Via de regra, os contratos tecnológicos são celebrados entre empresas nacionais ou entre empresas
nacionais e estrangeiras e não possuem caráter um definitivo, pois devem ser constantemente revistos para que estejam sempre em consonância com a realidade fática da empresa, protegendo os interesses de ambas as partes contratantes.

No intuito de se obter maior proteção e garantia do cumprimento das obrigações, devem ser inseridas e
observadas cláusulas de proteção às Partes, cláusulas de confidencialidade de informações relevantes,
compartilhadas quando da negociação do projeto, e atentar-se ao prazo de validade previsto, obedecendo ao limite de vigência dos direitos previstos na legislação brasileira, que nunca poderá ser superior a validade da propriedade industrial protegida.
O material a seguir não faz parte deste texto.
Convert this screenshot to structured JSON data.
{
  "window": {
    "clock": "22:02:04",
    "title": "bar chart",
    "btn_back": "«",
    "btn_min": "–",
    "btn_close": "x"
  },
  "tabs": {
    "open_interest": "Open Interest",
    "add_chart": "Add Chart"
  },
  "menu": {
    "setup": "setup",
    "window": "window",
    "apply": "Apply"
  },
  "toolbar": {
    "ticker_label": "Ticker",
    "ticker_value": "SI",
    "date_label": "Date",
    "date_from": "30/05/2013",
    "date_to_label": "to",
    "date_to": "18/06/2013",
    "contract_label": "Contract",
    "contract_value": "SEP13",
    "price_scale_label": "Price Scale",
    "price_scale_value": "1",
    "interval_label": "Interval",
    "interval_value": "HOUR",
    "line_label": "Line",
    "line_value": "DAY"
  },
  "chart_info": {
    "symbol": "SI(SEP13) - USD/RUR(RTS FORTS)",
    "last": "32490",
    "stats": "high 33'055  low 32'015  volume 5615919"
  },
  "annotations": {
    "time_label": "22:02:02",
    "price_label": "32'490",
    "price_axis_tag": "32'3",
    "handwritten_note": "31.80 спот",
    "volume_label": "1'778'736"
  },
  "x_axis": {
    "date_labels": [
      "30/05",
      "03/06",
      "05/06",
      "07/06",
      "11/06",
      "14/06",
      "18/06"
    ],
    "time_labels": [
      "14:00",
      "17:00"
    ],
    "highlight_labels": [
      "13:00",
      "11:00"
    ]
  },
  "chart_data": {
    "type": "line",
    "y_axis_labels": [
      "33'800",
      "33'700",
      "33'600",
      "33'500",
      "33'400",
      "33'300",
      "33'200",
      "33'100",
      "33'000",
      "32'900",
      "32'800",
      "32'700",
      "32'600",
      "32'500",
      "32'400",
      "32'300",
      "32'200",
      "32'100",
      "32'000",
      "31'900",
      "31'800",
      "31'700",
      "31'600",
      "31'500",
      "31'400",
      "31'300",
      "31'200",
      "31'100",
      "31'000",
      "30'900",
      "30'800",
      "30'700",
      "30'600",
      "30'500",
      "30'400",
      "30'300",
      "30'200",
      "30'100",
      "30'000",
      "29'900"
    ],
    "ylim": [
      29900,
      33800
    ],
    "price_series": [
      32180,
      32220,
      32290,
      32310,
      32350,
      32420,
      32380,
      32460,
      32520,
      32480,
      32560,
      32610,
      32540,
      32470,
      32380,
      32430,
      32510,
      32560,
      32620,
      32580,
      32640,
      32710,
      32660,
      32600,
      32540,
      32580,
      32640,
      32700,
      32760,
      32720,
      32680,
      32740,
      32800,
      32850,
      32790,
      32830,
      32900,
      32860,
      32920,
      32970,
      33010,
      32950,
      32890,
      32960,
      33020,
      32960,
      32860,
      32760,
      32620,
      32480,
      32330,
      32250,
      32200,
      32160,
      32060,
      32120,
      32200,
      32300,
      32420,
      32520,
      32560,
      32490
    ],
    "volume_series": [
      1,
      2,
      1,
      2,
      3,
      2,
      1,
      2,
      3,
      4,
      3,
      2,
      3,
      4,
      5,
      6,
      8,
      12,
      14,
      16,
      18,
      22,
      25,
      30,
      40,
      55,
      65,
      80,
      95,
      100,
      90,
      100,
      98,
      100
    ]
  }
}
A Lei de Inovação Tecnológica (Lei n. 10.973/04), bem como a Lei do Software (Lei n.
9.609/98) preveem modalidades de contratos que se adequam para cada modelo de negociação a ser
realizada ou ao vínculo que possa vir a existir entre as partes.

Nesta monta, ressalta-se que o Instituto Nacional de Propriedade Intelectual (INPI), por meio da normativa n. 70 de 11 de abril de 2017, instituiu as modalidades de contratos para averbação e registro no órgão, o qual não é obrigatório, mas os efeitos jurídicos desse procedimento podem ser necessários para o cumprimento das obrigações contratuais, nos seguintes casos: em caso de pagamento de royalties com remessa de valores ao exterior, o Banco Central exige que o contrato de tecnologia esteja devidamente averbado perante o INPI; ou mesmo para que as importâncias pagas a título de royalties possam ser deduzidas como despesas operacionais no Imposto de Renda, o contrato precisa estar devidamente averbado no órgão.

Por fim, ao realizar a elaboração destes instrumentos, é preciso analisar corretamente quais são os riscos envolvidos no projeto, bem como quais os direitos e os bens a serem protegidos, sem inviabilizar a
perfectibilização da operação. Para isso, contar com o auxílio de uma equipe especializada na área de propriedade industrial e na elaboração de contratos de tecnologia promove a mais eficiente alocação de riscos contratuais e a excelência no controle dos serviços terceirizados, garantindo a mais ampla segurança nas transações, amparada pela legislação vigente.